See testing.md for fixture details. High-level rules:

  • Patch where used, not where defined. patch("ogur.engine.detector.get_session", …), never ogur.store.database.get_session.
  • Use make_signal / make_drug_profile / etc. from tests.conftest — don't hand-build models in tests.
  • Integration tests (live network calls) use @pytest.mark.integration and are not run in CI — make test excludes them by default.
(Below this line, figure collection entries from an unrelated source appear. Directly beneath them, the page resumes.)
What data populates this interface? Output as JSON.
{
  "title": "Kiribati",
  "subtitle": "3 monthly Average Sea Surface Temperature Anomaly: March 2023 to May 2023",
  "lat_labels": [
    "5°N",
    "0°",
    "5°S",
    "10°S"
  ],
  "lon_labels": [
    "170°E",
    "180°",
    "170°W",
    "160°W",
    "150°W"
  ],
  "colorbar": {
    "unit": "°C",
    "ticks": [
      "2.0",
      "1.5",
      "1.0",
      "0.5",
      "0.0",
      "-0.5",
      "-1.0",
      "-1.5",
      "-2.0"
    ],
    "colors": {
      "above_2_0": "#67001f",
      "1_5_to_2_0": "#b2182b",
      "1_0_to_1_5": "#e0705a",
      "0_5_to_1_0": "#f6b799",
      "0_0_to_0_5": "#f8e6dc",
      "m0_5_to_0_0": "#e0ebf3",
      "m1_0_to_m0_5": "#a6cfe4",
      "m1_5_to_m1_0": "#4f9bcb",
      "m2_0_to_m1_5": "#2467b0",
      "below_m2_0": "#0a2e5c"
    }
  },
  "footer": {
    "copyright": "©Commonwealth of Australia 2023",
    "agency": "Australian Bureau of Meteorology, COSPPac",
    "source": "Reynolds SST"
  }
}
Run with uv run --extra dev python -m pytest -m integration.

Debugging a briefing

If make briefing produces a bad briefing:

  1. Inspect the DB: make inspect — confirm you have signals in the window.
  2. Check the synthesizer input: pipeline logs print the detected changes before classification.
  3. Run the classifier in isolation: add --log-level DEBUG to see Haiku scoring.
  4. Re-run with --since set to the start of the window to confirm time bounds.
  5. The raw synthesizer output is saved to latest_briefing_<landscape_id>.json — diff against a previous known-good one.

For the web UI, the per-tab analyzers cache their output — if you're iterating on a prompt, call the POST .../{tab}/generate endpoint to overwrite the cache.


Committing

  • No hooks are required. make check before pushing is recommended.
  • Commit messages follow type(scope): summary (see git log --oneline).
  • ruff format fixes most style issues — run make fmt before pushing.